Timothy Garton Ash argues for more free speech

The Munk Centre held a special lecture on Thursday October 8 featuring
British scholar and author Timothy Garton Ash.  Ash’s lecture, entitled
“Why Diverse Societies Need More Free Speech, Not Less,” was met with
enthusiasm by an almost full-house at the George Ignatieff Theatre.

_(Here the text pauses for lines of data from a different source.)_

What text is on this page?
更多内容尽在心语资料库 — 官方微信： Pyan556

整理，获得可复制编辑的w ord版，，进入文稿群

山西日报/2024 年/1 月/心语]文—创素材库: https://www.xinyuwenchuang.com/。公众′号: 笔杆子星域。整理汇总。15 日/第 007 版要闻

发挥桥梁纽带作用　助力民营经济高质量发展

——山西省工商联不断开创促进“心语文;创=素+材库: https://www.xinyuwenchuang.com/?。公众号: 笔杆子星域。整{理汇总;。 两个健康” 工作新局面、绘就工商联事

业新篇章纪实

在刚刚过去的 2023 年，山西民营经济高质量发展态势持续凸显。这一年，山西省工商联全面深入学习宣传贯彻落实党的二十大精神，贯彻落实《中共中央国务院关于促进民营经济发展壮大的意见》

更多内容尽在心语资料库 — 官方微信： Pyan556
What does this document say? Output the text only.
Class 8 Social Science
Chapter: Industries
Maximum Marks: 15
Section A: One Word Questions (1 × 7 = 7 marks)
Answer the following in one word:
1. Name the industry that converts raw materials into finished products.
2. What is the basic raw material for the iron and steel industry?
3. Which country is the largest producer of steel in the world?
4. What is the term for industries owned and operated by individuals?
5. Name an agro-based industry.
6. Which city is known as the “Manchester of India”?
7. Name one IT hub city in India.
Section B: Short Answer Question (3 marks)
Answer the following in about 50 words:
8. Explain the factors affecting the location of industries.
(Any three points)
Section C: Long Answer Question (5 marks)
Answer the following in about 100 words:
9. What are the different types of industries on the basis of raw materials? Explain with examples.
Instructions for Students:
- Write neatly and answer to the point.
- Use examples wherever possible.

Ash’s hour-long exploration of how we, as citizens of free societies,
should look upon diversity and freedom of expression as fellow
travellers rather than adversaries was well-reasoned and humorous, if
occasionally cliché-ridden. 

Ash began by laying out his three cornerstones of why free speech is a
fundamental right: a) without free speech, we can’t test and analyse
truth, b) democracy and self-government rely on the ability to argue
for and against laws and policies and c) free speech is necessary for
self-realization. Or in Ash’s words “I can’t be myself, if I’m not free
to express myself.”

Then Ash took the audience down the well-worn path of the balancing act
between free speech and hate speech, and in particular the potential of
hate speech to cause violence.  He argued that criminal laws about hate
speech increase intolerance and that the only way to combat bigotry is
to have plural views, freely expressed.

He showed perhaps the greatest passion when describing the censorship
of Jytte Klausen’s book about the Jyllands-Posten Muhammad cartoons
controversy “The Cartoons That Shook The World”.  Publishers Yale
University Press recently decided to remove all images of Muhammad from
the book.  The director of the press, John Donatich justified his
decision by saying “when it came between that and blood on my hands,
there was no question.”

Ash reasoned that by “yielding to intimidation” we are actually
contributing to the violence with this kind of pre-emptive
censorship.   Calling it “utterly shameful,” Ash said this kind of
thinking leads to the belief that the victim of the violence is in fact
the instigator, creating a world in which Salman Rushdie is seen as
responsible for the fatwa against him. 

Ash went on to warn that other groups are taking note and asking why
they should be reasonable, when the threat of violence is so much more
effective in getting ”respect” for their taboos .  In countries where
more and more cultures are living together, Ash predicts that if we
respect all taboos, we will be left with very, very little to talk
about. 

At one point, he challenged the audience to consider if they would
really want a world devoid of hatred, although he didn’t go on to
describe what that world might look like.  And his treatment of the
tangled and sometimes contradictory blasphemy laws in Europe was quite
powerful. 

For me, the least-satifying part of what Ash himself described as a
first run at this speech was the conclusion of his lecture, where he
indulged in some very pleasant dreams about what kind of free speech we
might want to encourage.  He said we must encourage respect – not
respect of the ”I’ll keep my mouth shut because I disagree with you”
type, but respect that honours others’ opposing opinions with spirited
rebuttals. 

The dream of what better speech might look like is a lovely idea
(though I couldn’t shake the impression that Ash’s version involved
middle-aged, white Oxford dons), but it does a disservice to the
staunch support of free expression that came before.  Real free speech
isn’t always pretty or fair, civil or well-argued.  But if we really
want to give this free speech idea a try, it is that sometimes-ugly
reality that we must defend.  Timothy Garton Ash stated that “the
answer to bad speech is more speech and better speech.”  I would have
preferred him to stop at “more speech.”